I smiled weakly, shrugging my shoulders. Three gruelling days of superior people telling me I have no skills. “I suppose”.

She had spent a good part of the evening trying to teach me how to sit ‘like a lady’. Magnus refused to help and seemed to hate me meanwhile Arrow would just sit there snickering at my desperate attempts. It took every effort not to attack the ignorant boy, though I did land a few good punches before Avery would pull me off him.

Even though the interviews were three days away she stressed their importance. She waited patiently for me to understand each instruction and then coached us on how to talk to Caesar, how to engage the crowd and how to keep the air of mystery around my connection to Arrow.

I noticed the sun had almost completely risen. I knew I should begin preparing for the long day ahead. I turned to leave.

“I’m sorry about last night” Avery burst out. I was a little mad at her for springing the horse riding idea on us JUST before the ceremony had begun, but she was my coach and she volunteered to help us for a reason.

“Is President Snow mad?” it was barely a whisper. I already knew the answer and it scared the hell out of me.

“Yes and no” she admitted awkwardly. “He’s mad that every stylist since Katniss and Peeta’s year has been trying to top ‘the girl on fire’”.

It made sense.
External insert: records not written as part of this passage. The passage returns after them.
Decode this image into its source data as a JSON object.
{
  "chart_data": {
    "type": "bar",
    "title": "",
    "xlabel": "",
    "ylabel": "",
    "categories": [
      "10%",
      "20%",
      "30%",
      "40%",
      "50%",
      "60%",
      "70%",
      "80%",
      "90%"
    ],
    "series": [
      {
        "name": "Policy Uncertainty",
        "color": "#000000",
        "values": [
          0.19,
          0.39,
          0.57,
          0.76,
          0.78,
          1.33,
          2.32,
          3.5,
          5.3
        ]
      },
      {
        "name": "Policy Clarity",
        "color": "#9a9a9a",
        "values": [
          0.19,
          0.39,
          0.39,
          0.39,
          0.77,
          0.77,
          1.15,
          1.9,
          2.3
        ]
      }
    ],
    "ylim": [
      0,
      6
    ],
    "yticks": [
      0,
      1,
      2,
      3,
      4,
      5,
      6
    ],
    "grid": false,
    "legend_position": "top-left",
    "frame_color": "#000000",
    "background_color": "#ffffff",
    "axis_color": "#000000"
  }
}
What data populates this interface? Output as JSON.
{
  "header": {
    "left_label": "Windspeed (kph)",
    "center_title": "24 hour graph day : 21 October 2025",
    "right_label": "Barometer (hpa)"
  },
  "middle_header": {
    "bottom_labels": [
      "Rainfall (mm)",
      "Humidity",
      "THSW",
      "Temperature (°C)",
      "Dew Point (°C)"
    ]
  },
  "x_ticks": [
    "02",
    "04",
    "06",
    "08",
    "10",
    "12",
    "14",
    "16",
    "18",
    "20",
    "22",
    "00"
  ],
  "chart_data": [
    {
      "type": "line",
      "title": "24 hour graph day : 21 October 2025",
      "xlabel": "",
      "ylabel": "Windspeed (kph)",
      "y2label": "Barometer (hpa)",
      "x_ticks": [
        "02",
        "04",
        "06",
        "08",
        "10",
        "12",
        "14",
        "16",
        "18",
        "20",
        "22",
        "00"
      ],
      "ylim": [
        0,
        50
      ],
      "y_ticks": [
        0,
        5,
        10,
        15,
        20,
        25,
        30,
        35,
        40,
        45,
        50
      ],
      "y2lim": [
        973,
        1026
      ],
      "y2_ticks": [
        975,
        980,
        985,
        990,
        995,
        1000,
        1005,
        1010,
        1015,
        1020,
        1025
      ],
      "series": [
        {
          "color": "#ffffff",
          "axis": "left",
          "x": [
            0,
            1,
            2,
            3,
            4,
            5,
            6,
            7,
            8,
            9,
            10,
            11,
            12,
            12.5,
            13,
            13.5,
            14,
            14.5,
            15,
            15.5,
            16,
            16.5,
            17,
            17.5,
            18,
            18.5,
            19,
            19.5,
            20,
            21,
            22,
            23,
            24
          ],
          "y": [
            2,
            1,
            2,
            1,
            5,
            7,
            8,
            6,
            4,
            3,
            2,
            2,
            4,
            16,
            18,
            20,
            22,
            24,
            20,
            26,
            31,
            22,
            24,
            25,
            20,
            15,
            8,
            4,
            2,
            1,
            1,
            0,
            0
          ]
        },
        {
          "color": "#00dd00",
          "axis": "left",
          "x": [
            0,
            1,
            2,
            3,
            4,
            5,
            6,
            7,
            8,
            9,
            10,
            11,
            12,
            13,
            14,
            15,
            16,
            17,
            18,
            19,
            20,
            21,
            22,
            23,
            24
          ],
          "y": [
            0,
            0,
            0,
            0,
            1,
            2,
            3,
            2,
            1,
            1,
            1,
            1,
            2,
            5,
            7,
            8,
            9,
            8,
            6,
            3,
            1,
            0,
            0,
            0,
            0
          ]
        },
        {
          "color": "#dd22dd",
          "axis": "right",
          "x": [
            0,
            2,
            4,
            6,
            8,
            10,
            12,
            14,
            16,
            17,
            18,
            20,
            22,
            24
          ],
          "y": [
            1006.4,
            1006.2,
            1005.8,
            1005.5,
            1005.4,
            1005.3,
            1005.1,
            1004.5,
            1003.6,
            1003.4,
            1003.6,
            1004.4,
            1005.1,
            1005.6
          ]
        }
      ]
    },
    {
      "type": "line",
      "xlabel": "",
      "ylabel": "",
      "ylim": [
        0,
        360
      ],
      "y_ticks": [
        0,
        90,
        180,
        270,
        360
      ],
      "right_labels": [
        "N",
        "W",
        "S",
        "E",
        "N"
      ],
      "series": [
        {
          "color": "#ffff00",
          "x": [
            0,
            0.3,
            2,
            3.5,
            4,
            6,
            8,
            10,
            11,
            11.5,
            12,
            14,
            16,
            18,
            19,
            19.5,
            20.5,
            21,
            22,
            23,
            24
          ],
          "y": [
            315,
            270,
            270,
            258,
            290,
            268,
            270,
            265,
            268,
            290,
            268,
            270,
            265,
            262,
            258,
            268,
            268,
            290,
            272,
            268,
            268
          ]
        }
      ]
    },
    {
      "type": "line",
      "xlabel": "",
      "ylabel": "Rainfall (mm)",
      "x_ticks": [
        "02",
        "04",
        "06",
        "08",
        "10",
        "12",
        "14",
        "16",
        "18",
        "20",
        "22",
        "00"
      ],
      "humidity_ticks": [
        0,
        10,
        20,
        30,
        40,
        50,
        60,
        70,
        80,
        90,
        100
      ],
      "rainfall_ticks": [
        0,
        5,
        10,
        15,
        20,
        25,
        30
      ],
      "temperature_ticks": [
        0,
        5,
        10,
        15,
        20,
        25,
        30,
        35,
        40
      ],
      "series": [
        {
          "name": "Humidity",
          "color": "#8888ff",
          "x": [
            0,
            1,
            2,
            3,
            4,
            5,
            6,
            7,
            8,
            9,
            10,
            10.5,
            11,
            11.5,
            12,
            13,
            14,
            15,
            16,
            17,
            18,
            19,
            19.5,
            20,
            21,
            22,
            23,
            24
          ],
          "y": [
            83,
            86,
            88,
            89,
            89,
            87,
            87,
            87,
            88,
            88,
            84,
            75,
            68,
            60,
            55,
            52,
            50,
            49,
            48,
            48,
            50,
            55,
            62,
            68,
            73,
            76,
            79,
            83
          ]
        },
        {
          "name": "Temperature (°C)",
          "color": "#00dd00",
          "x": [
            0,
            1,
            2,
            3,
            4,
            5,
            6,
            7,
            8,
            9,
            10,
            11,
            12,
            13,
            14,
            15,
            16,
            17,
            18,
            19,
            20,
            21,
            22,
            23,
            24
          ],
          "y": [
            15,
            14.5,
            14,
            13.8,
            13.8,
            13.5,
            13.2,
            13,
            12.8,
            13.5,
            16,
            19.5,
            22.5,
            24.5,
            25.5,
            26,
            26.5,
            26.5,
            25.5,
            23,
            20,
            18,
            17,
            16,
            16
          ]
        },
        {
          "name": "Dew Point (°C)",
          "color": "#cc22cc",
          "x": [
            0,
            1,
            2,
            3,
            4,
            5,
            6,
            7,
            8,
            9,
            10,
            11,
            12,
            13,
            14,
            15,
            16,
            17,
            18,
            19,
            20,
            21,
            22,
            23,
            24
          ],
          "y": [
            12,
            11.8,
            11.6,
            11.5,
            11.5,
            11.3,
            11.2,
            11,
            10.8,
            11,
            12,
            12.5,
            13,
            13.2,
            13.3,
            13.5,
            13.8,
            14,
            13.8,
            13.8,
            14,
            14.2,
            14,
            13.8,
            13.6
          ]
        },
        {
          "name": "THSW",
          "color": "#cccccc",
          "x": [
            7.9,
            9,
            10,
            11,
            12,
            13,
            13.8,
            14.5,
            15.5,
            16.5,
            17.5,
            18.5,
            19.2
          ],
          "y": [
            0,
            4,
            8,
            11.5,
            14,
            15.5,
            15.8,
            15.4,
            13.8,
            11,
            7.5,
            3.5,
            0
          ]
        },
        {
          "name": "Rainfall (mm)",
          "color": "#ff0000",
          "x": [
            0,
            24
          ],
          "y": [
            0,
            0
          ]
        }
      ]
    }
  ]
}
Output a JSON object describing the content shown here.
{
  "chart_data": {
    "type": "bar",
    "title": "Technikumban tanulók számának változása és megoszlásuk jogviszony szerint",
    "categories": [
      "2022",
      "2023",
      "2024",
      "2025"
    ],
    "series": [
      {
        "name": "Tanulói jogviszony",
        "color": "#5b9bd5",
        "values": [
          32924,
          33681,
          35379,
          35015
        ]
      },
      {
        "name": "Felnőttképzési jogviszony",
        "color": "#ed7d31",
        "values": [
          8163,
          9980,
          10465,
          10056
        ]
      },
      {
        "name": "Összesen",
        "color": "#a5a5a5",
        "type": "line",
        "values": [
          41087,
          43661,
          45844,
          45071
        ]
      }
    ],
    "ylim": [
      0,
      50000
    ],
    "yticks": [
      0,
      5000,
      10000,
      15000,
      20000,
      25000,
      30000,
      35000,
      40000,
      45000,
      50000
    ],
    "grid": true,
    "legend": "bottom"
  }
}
And I suppose we did top them, but who was now destined to die because of us? The last time Panem rebelled against the capitol - the hunger games were invented. Was Phoenix going to die because of me? My entire prep team? Avery? I shook my head, not wanting to think about it. Avery had never coached tributes before but she at least has to keep us in the loop. Maybe then I wouldn’t feel so miserable.

“Next time” I walked over to the door and slid it open.

“Tell me when you change the game plans.” I grumbled.

~

“Ah this is stupid” I snapped, tossing a tangled knot onto the ground.

This was my first day in the training centre and I couldn’t even tie a simple knot. I suppose I can’t expect to make any traps or snares if I couldn’t tie a rope.